Para Drauzio Varella, o
importante é trazer à tona a discussão sobre esse tema. "Quis mostrar [com
o artigo] que a questão não é tão simples assim. É preciso discutir."
TENTAIVA DE EVITAR
INFARTOS.
Por que, afinal, existe um
esforço tão grande para saber quem deve tomar um remédio para evitar uma doença
que pode nem se manifestar?
As estatinas são
classificadas como "blockbusters", drogas responsáveis por grande
fatia do faturamento das maiores farmacêuticas.
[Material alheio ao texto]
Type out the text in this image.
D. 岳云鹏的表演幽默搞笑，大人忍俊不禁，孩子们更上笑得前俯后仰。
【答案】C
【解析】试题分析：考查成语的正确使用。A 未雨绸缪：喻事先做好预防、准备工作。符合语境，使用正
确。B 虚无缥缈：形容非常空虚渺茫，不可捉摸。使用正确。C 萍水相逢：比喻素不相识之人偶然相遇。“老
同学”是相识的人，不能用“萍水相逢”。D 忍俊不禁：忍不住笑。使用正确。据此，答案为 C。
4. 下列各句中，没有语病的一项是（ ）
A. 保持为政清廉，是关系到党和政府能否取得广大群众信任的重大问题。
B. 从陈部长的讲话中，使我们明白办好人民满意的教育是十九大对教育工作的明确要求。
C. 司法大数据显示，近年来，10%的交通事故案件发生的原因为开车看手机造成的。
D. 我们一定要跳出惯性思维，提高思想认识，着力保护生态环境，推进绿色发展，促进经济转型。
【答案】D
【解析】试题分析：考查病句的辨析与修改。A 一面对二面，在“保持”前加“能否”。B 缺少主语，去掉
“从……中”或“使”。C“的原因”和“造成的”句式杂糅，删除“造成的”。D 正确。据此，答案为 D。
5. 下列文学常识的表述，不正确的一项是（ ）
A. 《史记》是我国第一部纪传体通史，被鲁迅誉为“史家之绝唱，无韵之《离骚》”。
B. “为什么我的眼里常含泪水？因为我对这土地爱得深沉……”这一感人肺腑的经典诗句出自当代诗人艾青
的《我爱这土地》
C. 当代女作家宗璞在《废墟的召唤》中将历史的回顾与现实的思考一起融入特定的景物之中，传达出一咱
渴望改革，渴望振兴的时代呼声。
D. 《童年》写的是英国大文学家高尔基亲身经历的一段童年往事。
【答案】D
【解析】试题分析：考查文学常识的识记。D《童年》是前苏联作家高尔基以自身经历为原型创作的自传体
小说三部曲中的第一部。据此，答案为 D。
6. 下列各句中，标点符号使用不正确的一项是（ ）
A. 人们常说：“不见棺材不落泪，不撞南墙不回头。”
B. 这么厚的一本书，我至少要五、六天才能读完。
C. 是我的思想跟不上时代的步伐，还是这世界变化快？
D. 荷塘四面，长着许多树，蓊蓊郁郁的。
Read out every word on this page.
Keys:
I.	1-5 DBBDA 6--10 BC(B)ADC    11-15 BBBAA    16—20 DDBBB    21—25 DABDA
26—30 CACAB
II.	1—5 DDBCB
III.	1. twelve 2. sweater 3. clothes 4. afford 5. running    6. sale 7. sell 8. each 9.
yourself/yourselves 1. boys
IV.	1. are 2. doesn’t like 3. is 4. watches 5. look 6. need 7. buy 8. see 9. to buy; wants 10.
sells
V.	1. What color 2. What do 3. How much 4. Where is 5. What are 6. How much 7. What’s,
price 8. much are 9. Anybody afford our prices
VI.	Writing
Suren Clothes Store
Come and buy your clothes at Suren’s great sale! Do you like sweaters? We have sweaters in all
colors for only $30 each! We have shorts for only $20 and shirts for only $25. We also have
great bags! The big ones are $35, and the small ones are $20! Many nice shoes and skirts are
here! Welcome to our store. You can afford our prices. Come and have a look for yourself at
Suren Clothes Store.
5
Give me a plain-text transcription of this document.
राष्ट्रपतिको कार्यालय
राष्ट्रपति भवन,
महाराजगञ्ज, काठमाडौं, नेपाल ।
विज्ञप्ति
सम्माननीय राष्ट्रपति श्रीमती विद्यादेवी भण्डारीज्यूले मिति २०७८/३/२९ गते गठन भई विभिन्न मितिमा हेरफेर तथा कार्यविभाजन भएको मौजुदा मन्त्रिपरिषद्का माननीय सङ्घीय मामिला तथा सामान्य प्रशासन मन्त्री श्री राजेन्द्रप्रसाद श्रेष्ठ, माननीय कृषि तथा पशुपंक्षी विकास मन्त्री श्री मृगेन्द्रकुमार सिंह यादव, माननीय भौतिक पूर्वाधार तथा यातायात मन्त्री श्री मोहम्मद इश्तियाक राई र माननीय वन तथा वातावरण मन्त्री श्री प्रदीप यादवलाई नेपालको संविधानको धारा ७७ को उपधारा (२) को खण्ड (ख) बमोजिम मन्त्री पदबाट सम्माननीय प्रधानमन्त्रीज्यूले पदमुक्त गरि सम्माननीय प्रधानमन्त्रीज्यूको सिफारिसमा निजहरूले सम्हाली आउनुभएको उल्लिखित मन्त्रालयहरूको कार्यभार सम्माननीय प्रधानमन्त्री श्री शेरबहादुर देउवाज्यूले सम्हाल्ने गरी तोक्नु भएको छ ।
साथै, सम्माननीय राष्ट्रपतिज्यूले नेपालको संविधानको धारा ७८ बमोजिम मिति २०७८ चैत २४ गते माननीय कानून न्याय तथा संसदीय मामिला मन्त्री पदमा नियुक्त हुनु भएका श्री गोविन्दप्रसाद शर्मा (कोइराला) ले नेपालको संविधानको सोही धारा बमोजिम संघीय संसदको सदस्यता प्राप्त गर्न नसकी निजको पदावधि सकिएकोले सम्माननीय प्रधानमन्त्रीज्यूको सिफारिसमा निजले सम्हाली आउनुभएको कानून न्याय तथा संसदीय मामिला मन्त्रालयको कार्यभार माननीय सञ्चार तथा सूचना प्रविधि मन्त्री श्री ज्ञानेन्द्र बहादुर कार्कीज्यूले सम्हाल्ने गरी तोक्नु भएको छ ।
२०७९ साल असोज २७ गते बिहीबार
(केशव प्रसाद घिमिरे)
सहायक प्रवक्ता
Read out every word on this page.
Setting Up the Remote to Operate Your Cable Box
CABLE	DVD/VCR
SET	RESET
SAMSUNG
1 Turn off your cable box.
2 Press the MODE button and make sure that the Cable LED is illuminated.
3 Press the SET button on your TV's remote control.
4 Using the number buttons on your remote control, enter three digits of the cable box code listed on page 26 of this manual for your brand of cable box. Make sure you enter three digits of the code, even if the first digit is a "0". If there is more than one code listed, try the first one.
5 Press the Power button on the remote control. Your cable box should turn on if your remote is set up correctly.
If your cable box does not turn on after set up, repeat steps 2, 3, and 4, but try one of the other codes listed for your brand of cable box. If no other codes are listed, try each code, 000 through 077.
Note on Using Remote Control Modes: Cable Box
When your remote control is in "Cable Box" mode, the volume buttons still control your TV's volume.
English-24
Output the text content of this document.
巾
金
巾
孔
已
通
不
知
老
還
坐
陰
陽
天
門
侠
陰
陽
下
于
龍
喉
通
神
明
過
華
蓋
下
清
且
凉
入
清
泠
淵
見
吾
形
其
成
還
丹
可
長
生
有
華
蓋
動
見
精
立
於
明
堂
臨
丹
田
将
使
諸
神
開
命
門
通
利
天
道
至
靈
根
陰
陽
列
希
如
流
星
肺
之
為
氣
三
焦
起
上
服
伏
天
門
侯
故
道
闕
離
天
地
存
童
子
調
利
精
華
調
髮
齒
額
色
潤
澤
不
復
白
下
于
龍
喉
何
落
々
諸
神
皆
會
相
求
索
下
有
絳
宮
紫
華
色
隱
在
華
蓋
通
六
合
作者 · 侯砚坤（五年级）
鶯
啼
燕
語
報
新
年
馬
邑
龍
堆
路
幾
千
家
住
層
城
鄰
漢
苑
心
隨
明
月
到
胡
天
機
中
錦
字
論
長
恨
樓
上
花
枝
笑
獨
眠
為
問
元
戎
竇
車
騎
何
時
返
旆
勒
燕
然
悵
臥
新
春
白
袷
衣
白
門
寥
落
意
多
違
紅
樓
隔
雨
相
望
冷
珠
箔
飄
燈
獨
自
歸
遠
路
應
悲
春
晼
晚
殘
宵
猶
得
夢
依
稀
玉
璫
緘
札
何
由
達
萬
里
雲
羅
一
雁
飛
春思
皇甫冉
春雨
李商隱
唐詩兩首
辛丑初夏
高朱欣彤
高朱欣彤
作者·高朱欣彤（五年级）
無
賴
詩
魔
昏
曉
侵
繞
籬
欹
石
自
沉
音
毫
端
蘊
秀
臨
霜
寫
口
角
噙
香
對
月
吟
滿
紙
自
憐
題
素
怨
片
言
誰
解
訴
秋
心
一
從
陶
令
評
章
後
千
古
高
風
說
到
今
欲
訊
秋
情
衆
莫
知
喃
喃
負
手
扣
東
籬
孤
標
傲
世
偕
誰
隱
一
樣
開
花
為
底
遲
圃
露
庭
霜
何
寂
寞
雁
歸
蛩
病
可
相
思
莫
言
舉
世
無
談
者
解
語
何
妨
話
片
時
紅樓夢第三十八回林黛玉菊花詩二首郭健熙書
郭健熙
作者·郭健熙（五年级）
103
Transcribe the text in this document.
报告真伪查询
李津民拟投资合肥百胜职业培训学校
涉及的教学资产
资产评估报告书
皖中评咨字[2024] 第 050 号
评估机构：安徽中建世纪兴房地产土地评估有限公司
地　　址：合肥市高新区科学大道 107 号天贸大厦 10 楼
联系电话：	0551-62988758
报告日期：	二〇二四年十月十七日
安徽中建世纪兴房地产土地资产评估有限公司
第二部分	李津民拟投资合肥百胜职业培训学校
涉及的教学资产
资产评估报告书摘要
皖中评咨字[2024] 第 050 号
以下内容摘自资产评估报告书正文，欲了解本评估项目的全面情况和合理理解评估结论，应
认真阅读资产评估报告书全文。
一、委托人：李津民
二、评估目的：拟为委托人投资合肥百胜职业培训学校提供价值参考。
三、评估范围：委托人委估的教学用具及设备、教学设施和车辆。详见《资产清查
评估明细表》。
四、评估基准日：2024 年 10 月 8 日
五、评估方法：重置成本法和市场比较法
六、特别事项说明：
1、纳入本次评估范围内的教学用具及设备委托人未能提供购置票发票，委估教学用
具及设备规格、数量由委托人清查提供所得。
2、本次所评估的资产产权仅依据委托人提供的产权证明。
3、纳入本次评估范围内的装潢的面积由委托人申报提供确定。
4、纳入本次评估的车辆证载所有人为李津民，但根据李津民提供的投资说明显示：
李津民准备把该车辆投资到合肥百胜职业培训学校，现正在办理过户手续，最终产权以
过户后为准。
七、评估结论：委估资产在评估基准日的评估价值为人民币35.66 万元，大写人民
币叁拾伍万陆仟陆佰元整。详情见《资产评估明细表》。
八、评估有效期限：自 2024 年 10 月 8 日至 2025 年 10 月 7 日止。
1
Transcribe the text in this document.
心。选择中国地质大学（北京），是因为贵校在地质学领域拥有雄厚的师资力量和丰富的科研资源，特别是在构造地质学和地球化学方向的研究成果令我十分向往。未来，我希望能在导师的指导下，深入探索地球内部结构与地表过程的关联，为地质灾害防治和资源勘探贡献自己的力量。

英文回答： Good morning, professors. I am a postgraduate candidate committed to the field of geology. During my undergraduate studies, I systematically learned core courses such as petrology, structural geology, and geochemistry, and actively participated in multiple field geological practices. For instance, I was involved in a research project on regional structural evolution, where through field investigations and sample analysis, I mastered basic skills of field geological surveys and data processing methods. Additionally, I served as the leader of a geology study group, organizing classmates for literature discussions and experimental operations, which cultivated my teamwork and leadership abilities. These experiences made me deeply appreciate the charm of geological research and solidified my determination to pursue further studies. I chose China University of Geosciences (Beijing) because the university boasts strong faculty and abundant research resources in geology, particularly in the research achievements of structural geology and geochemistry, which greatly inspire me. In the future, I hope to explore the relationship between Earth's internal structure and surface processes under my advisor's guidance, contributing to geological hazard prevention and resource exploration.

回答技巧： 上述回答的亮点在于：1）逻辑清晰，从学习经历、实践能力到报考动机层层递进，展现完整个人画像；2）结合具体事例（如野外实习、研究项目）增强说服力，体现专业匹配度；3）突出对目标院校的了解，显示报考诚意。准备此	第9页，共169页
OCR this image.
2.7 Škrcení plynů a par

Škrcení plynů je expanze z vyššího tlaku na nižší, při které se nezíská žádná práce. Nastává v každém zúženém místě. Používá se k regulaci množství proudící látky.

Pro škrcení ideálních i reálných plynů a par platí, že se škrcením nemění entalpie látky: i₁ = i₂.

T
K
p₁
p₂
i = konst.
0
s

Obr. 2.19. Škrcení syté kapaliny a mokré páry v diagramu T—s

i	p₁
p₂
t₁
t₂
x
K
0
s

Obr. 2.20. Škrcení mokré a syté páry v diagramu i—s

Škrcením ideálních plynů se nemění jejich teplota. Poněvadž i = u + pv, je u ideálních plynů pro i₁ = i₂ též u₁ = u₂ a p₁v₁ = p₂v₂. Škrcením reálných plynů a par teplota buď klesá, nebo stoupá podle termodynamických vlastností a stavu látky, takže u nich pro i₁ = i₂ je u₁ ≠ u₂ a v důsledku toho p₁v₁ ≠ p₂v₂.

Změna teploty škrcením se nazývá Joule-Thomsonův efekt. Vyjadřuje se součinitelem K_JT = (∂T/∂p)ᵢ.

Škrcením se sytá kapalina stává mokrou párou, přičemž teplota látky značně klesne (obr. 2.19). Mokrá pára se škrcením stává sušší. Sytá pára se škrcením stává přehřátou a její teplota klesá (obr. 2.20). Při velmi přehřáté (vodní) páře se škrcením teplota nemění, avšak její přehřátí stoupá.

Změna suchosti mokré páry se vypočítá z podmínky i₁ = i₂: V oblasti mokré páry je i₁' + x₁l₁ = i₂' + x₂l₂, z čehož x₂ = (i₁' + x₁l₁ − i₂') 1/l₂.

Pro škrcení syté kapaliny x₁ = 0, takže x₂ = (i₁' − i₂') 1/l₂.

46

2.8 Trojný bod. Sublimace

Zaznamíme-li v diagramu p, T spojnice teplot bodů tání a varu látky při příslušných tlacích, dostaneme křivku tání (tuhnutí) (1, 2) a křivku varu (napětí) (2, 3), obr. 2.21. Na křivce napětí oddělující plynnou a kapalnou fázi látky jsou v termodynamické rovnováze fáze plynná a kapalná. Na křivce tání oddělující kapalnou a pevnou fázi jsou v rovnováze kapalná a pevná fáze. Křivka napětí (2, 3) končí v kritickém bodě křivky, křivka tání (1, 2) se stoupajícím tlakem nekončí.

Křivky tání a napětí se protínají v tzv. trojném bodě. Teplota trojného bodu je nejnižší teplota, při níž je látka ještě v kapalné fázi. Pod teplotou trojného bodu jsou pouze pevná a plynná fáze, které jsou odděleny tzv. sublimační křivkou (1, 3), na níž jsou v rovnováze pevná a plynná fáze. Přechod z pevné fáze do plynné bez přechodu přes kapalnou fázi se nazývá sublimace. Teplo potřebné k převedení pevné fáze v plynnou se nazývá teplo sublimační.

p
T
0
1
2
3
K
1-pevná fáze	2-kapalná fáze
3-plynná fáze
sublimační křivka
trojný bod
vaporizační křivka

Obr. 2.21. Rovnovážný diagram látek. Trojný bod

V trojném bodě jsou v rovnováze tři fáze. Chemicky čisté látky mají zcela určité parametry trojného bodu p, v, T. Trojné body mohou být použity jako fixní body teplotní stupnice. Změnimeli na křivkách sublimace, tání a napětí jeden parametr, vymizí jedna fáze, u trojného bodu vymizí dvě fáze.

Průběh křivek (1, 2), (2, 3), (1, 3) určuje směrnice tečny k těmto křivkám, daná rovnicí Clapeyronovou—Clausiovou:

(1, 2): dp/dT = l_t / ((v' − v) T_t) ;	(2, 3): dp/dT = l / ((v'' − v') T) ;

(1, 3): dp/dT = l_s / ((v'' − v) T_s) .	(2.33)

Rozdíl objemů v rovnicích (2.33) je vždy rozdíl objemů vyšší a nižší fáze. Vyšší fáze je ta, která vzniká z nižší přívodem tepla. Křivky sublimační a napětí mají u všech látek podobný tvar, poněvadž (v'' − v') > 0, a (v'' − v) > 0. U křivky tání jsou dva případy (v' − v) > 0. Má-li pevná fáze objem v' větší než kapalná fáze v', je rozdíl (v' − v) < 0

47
Enquanto as patentes e os
preços desses remédios vêm caindo, novas substâncias têm sido testadas para
serem usadas como estatinas ou por pessoas que não toleram o tratamento com
elas.
Para críticos da indústria
farmacêutica, existe um esforço grande em demonstrar benefício desses remédios
simplesmente para fazer gente saudável comprar remédio.
Mas a questão não pode ser
resumida a uma "teoria da conspiração", segundo Raul Santos Filho, da
USP. Cerca de metade das pessoas que infartam nunca teve sintomas de doenças
cardíacas antes de sofrer o evento ou até morrer por causa dele.
A esperança dos médicos é
identificar pessoas com maior risco de infartar ou ter derrame e evitar que
isso aconteça. Daí surgem as escalas de risco futuro e as receitas de estatinas
e anti-hipertensivos.
Além das mudanças de estilo
de vida, que dependem muito da força de vontade do paciente, o colesterol é um
fator no qual os médicos conseguem interferir, principalmente com remédios.